Architecture of the biochemical language model

Protein language model for generating embeddings

Sequence embeddings should capture distributions of vast numbers of amino acid sequences of proteins, residue frequencies, and positional dependencies. Hence, they should implicitly encode characteristic features related to biophysical properties, structure, and function. For our study, we adapted as model component 1 the pre-trained ProtT5XLUniref50 PLM from ProtTrans [29] with default dimensionality of 1024. ProtTrans PLMs were originally derived based on ultra-large sequence data sets from UniRef [34] and BFD [35], comprising up to 2122 million proteins and 393 billion amino acids. Each protein sequence was initially tokenized and then subjected to positional encoding. The resulting vector was processed to generate context-aware embeddings for each input token (amino acid). These embeddings, extracted from the last hidden state of a PLM's attention stack, were concatenated and pooled along the length dimension. This pooling approach generated a fixed-size embedding, regardless of the input length [29]. ProtTrans embeddings are considered one of the pioneering developments in the field. In our work, ProtT5XLUniref50 protein embeddings of constant dimensionality were generated for each target and concatenated with conditional token embeddings representing compound potency values (see below). The resulting combined embedding vectors provided the input for the encoder of the conditional transformer (model component 2). The ProtTrans PLM was only used for calculating protein sequence embeddings and not involved in model derivation, optimization, or fine-tuning.

Conditional transformer

The architecture of the conditional transformer was adapted from our previous study predicting highly potent compounds from weakly potent templates [15] and modified for generative design of compounds based on sequence data. The transformer was implemented using PyTorch [36]. It consisted of three encoder and three decoder modules with self-attention mechanism. Each encoder module included a multi-head self-attention sub-layer and a fully connected feed-forward neural network sub-layer. The encoder converted the input embedding into a context vector in its final hidden state, serving as input for the decoder. Each decoder contained two multi-head self-attention sub-layers and a feed-forward sub-layer. It transformed the context vector into a sequence of tokens. The masked self-attention sublayer processed the output of the preceding attention sub-layer to prevent translation errors. Compounds were predicted from a given protein sequence embedding conditioned on desired potency via the following triple:

(Protein sequence embedding, Potency embedding) → (Compound).

For a given protein sequence, representation vectors of the sequence embedding were initially computed using the ProtTrans PLM. Subsequently, the output protein embedding was concatenated with the potency embedding, forming combined representations as input for transformer encoder that were converted into a latent representation. The decoder then iteratively generated an output SMILES sequence until the stop token was obtained. Multinomial sampling was employed to increase output diversity during decoding (hence, in this case, the chemical diversity of candidate compounds). Conditional probabilities for SMILES tokens were derived by the Softmax function of the decoder.

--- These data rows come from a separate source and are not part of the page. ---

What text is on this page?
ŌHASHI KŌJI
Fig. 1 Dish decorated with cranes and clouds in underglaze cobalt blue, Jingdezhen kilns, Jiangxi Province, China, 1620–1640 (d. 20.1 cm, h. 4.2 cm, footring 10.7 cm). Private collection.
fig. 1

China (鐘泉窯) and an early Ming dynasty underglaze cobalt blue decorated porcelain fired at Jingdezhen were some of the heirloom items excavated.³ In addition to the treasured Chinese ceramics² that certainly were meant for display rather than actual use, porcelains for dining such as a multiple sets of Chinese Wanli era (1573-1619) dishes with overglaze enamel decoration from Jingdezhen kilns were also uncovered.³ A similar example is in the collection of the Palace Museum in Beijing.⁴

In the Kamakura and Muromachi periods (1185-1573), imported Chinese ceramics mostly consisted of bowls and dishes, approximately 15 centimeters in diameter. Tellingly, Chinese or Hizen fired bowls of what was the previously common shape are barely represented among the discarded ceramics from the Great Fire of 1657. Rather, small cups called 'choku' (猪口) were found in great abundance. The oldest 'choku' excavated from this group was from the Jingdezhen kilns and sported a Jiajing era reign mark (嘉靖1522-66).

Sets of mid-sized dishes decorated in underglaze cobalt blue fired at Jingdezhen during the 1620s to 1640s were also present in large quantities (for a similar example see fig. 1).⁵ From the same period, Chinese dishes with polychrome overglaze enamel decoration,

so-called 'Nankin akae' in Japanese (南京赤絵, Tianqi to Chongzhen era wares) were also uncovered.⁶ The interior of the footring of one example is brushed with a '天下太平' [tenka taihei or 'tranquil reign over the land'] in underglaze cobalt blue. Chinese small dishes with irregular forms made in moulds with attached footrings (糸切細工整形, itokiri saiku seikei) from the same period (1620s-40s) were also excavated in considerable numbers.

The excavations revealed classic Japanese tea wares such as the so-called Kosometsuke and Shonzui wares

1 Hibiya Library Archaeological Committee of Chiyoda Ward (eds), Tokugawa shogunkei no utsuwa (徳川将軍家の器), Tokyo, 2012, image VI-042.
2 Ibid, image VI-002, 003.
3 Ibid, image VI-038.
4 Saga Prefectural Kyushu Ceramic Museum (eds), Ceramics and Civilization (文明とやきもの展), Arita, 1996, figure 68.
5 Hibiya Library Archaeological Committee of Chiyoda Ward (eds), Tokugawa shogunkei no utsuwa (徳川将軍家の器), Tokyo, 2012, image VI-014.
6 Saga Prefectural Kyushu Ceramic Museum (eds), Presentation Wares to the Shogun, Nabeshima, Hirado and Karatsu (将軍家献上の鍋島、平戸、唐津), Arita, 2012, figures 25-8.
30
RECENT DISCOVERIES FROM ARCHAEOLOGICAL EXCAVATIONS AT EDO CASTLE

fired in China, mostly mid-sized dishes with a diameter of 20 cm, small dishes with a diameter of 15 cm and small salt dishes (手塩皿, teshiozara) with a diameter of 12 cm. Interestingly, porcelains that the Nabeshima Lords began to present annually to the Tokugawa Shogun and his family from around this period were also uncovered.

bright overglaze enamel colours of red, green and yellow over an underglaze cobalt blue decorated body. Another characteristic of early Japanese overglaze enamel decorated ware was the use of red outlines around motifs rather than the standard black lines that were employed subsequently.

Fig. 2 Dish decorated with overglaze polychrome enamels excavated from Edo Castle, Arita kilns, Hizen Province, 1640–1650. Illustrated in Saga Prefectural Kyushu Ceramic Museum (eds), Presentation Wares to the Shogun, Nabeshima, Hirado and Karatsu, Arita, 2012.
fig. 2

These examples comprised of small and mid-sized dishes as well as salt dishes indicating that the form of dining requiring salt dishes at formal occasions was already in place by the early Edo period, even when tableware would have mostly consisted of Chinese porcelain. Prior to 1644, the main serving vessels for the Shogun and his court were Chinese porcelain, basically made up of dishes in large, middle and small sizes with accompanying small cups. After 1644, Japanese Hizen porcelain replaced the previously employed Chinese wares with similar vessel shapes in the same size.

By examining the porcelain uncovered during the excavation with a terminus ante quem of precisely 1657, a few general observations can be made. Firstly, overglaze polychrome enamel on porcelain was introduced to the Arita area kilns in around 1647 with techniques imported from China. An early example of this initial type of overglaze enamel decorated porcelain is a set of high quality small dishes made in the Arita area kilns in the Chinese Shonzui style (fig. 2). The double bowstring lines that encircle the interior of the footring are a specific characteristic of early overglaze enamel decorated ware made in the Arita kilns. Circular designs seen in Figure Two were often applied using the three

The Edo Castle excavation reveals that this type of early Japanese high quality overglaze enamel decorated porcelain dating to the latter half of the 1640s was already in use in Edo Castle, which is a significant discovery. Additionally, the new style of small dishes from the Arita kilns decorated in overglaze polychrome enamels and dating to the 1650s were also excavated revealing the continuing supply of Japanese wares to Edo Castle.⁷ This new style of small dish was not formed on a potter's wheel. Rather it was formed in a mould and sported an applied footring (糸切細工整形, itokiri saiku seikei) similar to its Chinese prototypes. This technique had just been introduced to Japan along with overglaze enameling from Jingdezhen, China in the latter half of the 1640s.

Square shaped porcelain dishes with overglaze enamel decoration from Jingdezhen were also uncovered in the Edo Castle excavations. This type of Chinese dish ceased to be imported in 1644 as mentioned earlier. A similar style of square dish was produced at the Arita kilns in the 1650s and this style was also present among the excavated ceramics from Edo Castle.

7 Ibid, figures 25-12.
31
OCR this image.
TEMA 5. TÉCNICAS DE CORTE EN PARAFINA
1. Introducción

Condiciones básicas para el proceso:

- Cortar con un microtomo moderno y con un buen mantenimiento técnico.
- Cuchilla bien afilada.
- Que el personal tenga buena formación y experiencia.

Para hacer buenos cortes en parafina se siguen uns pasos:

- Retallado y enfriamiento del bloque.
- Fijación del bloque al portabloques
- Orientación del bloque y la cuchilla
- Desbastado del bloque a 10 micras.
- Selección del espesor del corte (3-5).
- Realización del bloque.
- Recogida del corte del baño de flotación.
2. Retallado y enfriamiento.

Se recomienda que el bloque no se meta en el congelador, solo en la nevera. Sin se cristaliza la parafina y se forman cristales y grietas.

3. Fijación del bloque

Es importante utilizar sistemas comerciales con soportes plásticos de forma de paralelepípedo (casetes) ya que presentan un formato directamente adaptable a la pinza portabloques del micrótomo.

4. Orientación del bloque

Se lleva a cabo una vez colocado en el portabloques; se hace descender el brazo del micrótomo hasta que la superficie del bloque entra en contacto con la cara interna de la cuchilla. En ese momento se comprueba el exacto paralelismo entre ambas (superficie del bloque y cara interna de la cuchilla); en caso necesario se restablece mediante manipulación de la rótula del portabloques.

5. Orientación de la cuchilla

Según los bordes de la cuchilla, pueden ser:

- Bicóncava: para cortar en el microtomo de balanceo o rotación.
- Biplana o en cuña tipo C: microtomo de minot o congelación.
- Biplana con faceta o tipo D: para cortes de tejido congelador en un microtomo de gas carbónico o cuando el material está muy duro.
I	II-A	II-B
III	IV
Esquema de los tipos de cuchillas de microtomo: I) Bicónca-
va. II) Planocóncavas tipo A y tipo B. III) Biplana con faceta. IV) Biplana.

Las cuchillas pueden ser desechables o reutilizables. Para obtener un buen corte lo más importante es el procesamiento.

The conditional transformer component was trained on a large number of target-compound triples (see below). The model was then applied to sample candidate (output) compounds for (Protein sequence embedding, Potency embedding) input instances.

Tokenization

For model training, protein sequences, compounds, and potency values must be tokenized. Specifically, protein sequences were represented as standard uppercase residue symbols and tokenized using a single space. The vocabulary consisted of 21 tokens including the 20 natural amino acids plus “X” for rare amino acids. Compounds were encoded as canonical SMILES strings. Atoms were represented as single-character tokens (e.g., "C" or "N"), two-character tokens (e.g., "Cl" or "Br"), or tokens enclosed in brackets (e.g., "[nH]" or "[O-]"). Potency values were tokenized based on potency range binning [15, 16, 37]. Therefore, the globally observed potency range of [4.00, 12.52] pKi units was divided into 852 bins with a constant width of 0.01. This granularity (resolution) captures the limits of experimental potency annotations. Each bin was encoded as a single token, and each potency value was assigned to the corresponding token. Additionally, two special tokens, i.e., "start" and "end," were defined to mark the beginning and end point of a sequence, respectively. This tokenization scheme was introduced previously for the successful generation of potent compounds [15].

Model derivation and evaluation

The conditional transformer variant was trained using the Adam optimizer with a learning rate of 1e-5 and 1024 dimensions for the hidden states, thus precisely matching the settings of the ProtTrans PLM to prevent information loss through the connection. A batch size of 1 was chosen to place the longest protein sequence into GPU memory, and a gradient accumulation scheme was employed to achieve an effective batch size of 64. Training was carried out on a single NVIDIA Tesla A40 (48G) GPU. Throughout the training process, the cross-entropy loss between the ground truth and the output sequence was minimized. The model was trained for at least 50 epochs and at the end of each epoch, a checkpoint was saved. The final model was selected based on minimal cross-entropy loss. The training procedure included pre-training and fine-tuning.

The data set for model pre-training consisted of 212,004 target-compound pairs from 1565 activity classes. For each target-compound pair, triples were generated, as described above:

(Protein sequence embedding, Potency embedding) → (Compound).

For each pre-training and fine-tuning compound, its experimental potency value was embedded.

As a control, an unconditional transformer with the same architecture but without potency information was also derived from all compounds-target pairs:

(Protein sequence embedding) → (Compound).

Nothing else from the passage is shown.